Unlike CSVs, Excel files are binary file formats (not plain text) and typically have extensions like .xls or .xlsx. An Excel file can:
Contain multiple sheets
Support formulas, charts, and formatting
Include macros (VBA) for automation
Due to its widespread use in non-technical and business environments, datasets are often shared in Excel format.
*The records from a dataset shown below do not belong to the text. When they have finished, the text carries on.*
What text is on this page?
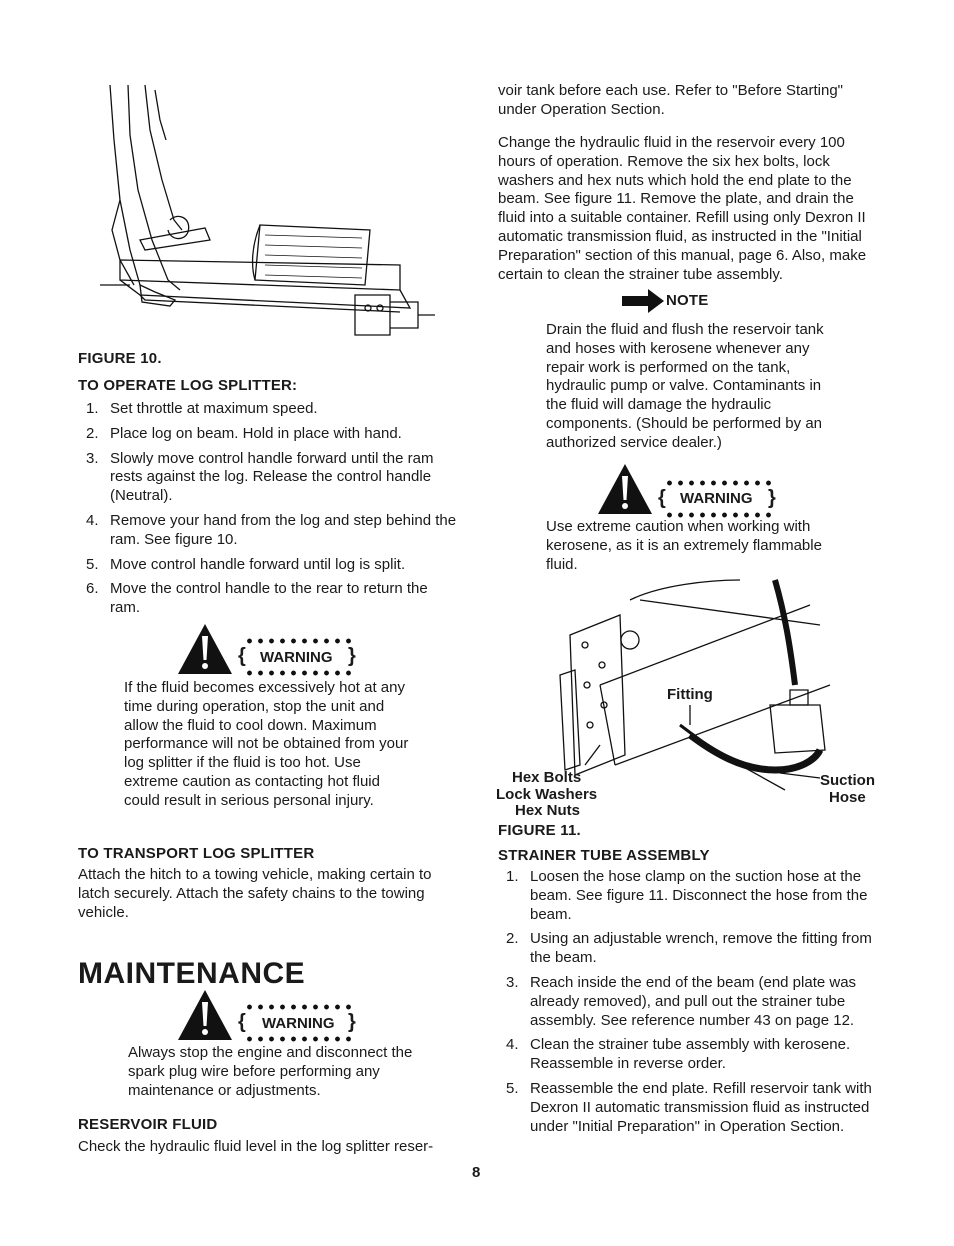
FIGURE 10.
TO OPERATE LOG SPLITTER:
1. Set throttle at maximum speed.
2. Place log on beam. Hold in place with hand.
3. Slowly move control handle forward until the ram rests against the log. Release the control handle (Neutral).
4. Remove your hand from the log and step behind the ram. See figure 10.
5. Move control handle forward until log is split.
6. Move the control handle to the rear to return the ram.
{ WARNING }
If the fluid becomes excessively hot at any time during operation, stop the unit and allow the fluid to cool down. Maximum performance will not be obtained from your log splitter if the fluid is too hot. Use extreme caution as contacting hot fluid could result in serious personal injury.
TO TRANSPORT LOG SPLITTER
Attach the hitch to a towing vehicle, making certain to latch securely. Attach the safety chains to the towing vehicle.
MAINTENANCE
{ WARNING }
Always stop the engine and disconnect the spark plug wire before performing any maintenance or adjustments.
RESERVOIR FLUID
Check the hydraulic fluid level in the log splitter reser-
voir tank before each use. Refer to "Before Starting" under Operation Section.
Change the hydraulic fluid in the reservoir every 100 hours of operation. Remove the six hex bolts, lock washers and hex nuts which hold the end plate to the beam. See figure 11. Remove the plate, and drain the fluid into a suitable container. Refill using only Dexron II automatic transmission fluid, as instructed in the "Initial Preparation" section of this manual, page 6. Also, make certain to clean the strainer tube assembly.
NOTE
Drain the fluid and flush the reservoir tank and hoses with kerosene whenever any repair work is performed on the tank, hydraulic pump or valve. Contaminants in the fluid will damage the hydraulic components. (Should be performed by an authorized service dealer.)
{ WARNING }
Use extreme caution when working with kerosene, as it is an extremely flammable fluid.
Fitting
Hex Bolts
Lock Washers
Hex Nuts
Suction
Hose
FIGURE 11.
STRAINER TUBE ASSEMBLY
1. Loosen the hose clamp on the suction hose at the beam. See figure 11. Disconnect the hose from the beam.
2. Using an adjustable wrench, remove the fitting from the beam.
3. Reach inside the end of the beam (end plate was already removed), and pull out the strainer tube assembly. See reference number 43 on page 12.
4. Clean the strainer tube assembly with kerosene. Reassemble in reverse order.
5. Reassemble the end plate. Refill reservoir tank with Dexron II automatic transmission fluid as instructed under "Initial Preparation" in Operation Section.
8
We can read and write Excel files using Pandas. To do so, you’ll need to install an Excel engine like openpyxl:
pip install openpyxl
Reading an Excel File#
Suppose we have an Excel file named example.xlsx and want to read a sheet called "Sheet1":
import pandas as pd
# Read a specific sheet from the Excel file
df = pd.read_excel("example.xlsx", sheet_name="Sheet1")
df.head()
| Name | Age | Department | Salary | |
|---|---|---|---|---|
| 0 | Alice | 30 | Engineering | 85000 |
| 1 | Bob | 25 | Marketing | 62000 |
| 2 | Charlie | 28 | Sales | 70000 |
| 3 | Diana | 35 | Engineering | 92000 |
| 4 | Ethan | 40 | HR | 78000 |
Writing a DataFrame to Excel#
You can also save a DataFrame to an Excel file with a custom sheet name:
# Write the DataFrame to an Excel file
df.to_excel("output.xlsx", sheet_name="Sheet2", index=False)
# Verify the Excel file
df2 = pd.read_excel("output.xlsx", sheet_name="Sheet2")
df2.head()
| Name | Age | Department | Salary | |
|---|---|---|---|---|
| 0 | Alice | 30 | Engineering | 85000 |
| 1 | Bob | 25 | Marketing | 62000 |
| 2 | Charlie | 28 | Sales | 70000 |
| 3 | Diana | 35 | Engineering | 92000 |
| 4 | Ethan | 40 | HR | 78000 |
This allows for easy integration with business tools and workflows that rely on Excel.